Bien sûr, ces pratiques douteuses, parfois à la limite de la légalité, ont besoin du secret. Pour l’ensemble des enquêtes de l’émission, la production a dû créer des startups pour avoir accès, en tant que cliente, à ces façons de faire particulièrement opaques.
- LE GRAND DÉBAT (début à 1h 52’)
Après ce numéro inédit de « Cash Investigation », le magazine propose un grand débat. Des invités de tous horizons, acteurs du secteur, responsables politiques, experts, répondent aux questions d’Élise Lucet.
Première bonne surprise, un plateau de haut vol, maitrisant les questions abordées. Un plateau où on parle à toute vitesse, craignant sans doute d’être interrompu (ce n’est jamais le cas), avec la surprise que le débat ne dégénère pas en pugilat inaudible. Une exception à mettre au crédit de l’émission...
- Cédric Villani défend l’idée que la question de l’IA est avant tout de nature politique et doit être abordée comme telle. Ses interventions sont remarquablement pertinentes tout au long de l’émission. Il souligne en particulier que l’IA est actuellement un frein à ...la transition écologique. Mais comment une IA jugerait-elle ses mimiques et ses mouvements de mains 😛 ?

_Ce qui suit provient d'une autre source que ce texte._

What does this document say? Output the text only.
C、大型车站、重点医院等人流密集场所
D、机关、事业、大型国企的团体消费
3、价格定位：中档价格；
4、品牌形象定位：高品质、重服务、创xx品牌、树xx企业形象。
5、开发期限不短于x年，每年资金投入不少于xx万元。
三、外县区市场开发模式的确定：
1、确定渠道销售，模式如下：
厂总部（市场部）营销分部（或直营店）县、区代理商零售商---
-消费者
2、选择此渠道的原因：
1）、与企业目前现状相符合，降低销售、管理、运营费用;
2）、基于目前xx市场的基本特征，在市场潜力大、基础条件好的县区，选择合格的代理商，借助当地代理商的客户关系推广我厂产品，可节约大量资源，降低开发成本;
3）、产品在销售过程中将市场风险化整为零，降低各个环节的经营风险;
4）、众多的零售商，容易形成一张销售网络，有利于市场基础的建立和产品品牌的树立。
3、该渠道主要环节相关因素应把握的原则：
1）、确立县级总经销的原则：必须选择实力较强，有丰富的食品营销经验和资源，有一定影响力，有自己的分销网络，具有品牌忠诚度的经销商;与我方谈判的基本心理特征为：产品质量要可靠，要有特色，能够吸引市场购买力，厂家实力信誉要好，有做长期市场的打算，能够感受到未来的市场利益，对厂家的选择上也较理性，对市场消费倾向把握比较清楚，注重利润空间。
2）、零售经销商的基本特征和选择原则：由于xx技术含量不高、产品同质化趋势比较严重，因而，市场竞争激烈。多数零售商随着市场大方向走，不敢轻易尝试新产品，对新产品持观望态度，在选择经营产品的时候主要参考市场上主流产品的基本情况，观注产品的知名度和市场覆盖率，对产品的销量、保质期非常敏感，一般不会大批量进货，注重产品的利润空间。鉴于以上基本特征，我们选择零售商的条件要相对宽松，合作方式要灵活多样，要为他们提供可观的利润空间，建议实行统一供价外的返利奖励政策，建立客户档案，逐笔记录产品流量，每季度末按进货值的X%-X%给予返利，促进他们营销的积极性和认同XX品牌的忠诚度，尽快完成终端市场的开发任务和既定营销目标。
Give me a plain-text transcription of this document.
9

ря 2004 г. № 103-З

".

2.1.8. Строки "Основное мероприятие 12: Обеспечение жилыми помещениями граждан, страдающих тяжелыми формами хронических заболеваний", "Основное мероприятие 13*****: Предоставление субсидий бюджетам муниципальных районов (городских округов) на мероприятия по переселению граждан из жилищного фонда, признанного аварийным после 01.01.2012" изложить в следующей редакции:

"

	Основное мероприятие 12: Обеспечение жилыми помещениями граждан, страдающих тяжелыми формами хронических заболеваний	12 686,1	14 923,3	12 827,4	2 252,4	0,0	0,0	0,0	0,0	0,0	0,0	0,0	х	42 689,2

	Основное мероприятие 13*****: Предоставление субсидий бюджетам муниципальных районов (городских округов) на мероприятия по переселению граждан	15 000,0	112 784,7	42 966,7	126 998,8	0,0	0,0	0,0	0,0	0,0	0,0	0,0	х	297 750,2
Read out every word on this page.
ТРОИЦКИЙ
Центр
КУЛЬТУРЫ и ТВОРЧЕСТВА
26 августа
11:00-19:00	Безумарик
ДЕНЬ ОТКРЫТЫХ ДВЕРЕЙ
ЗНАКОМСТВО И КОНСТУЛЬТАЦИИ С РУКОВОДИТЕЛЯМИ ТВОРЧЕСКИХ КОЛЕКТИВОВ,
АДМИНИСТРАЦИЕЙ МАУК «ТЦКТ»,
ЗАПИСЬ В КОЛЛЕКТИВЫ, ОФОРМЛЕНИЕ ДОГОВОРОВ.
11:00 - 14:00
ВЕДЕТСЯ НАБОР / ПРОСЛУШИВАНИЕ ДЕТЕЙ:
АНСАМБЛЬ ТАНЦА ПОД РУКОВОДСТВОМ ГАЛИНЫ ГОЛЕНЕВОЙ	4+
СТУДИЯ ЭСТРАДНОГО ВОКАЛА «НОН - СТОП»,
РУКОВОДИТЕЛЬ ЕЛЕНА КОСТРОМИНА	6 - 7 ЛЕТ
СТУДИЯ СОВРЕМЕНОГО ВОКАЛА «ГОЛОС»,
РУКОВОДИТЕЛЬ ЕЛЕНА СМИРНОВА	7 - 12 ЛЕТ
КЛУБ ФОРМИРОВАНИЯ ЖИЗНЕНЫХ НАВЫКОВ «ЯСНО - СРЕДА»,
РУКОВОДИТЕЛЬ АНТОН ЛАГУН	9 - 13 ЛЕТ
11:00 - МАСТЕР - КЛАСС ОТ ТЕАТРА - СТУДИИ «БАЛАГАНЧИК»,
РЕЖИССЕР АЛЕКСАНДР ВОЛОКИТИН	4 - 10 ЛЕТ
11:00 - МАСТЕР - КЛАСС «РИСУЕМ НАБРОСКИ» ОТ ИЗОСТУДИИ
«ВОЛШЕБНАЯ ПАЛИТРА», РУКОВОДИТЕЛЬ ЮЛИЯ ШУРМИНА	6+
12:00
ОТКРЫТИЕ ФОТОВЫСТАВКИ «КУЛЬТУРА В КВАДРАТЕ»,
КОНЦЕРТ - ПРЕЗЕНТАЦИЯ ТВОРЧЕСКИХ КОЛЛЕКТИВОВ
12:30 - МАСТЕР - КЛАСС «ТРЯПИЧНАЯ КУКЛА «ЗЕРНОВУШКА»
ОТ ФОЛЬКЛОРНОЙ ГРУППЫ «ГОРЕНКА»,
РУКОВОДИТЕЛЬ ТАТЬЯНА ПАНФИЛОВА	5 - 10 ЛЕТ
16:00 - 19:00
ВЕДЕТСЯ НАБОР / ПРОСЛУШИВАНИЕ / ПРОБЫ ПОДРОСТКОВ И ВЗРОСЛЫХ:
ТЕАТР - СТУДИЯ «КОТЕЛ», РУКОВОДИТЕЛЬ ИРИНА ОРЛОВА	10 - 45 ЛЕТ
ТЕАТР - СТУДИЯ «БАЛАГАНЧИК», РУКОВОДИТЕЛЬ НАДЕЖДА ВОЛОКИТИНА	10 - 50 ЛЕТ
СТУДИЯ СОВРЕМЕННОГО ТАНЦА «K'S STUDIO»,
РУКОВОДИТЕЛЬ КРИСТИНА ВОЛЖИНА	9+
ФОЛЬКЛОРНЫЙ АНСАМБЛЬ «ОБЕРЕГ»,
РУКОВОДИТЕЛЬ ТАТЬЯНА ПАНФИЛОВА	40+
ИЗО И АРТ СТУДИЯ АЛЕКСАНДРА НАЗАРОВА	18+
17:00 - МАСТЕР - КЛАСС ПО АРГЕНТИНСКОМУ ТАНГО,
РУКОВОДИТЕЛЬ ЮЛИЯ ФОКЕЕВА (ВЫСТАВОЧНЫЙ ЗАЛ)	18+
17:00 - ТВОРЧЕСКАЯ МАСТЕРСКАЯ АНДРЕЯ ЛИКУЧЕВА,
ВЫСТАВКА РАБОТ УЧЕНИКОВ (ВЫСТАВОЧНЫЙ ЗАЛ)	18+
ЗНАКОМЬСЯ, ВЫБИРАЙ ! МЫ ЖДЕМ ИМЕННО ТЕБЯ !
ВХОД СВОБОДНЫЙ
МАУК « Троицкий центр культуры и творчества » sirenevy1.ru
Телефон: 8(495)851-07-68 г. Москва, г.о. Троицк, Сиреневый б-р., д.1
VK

- Jean-Emmanuel Bibault, praticien hospitalier, chercheur et spécialiste de l’IA dans son domaine, insiste sur les évidents progrès apportés dès aujourd’hui dans les soins aux malades. Et demain sans doute plus encore, par une médecine préventive rendue possible par l’analyse de données avancées. Mais il ne cache pas, lui aussi, les problèmes posés par la confidentialité des données de santé, dont on sait la sensibilité.
- Bastien Le Querrec, juriste de la « Quadrature du Net » est particulièrement bien informé et souligne des aspects de la confidentialité des données souvent tus, voire cachés à dessein. Il insiste sur l’environnement fortement capitalistique des entreprises d’IA, qui corrompt bien souvent les vertueuses intentions affichées publiquement.
- Thomas Dauthieu (CNIL) met en évidence l’importance de l’encadrement juridique de l’IA, et particulièrement de l’IA Act, mis en œuvre par l’UE.
- Charles Terrey, un très jeune agriculteur, souligne les bénéfices que son activité tire d’ores et déjà de l’usage des IA. Mais il déplore que nombre de ses collègues plus âgés n’y aient qu’un faible accès. Et que l’usage de l’IA, même éclairé, crée lui aussi de nouvelles dépendances.
- Les interventions de Clara Chappaz, la ministre de l’IA, sont davantage convenues. Si une IA devait analyser ses changements de physionomie au moment où elle passe en gros plan (et où elle s’en aperçoit), cette IA douterait sans doute de sa sincérité 😳...
Un débat instructif d’une bonne tenue, avec des points de vue contrastés, mais complémentaires, l’essentiel y est abordé, avec une rare écoute des participants qui s’y expriment.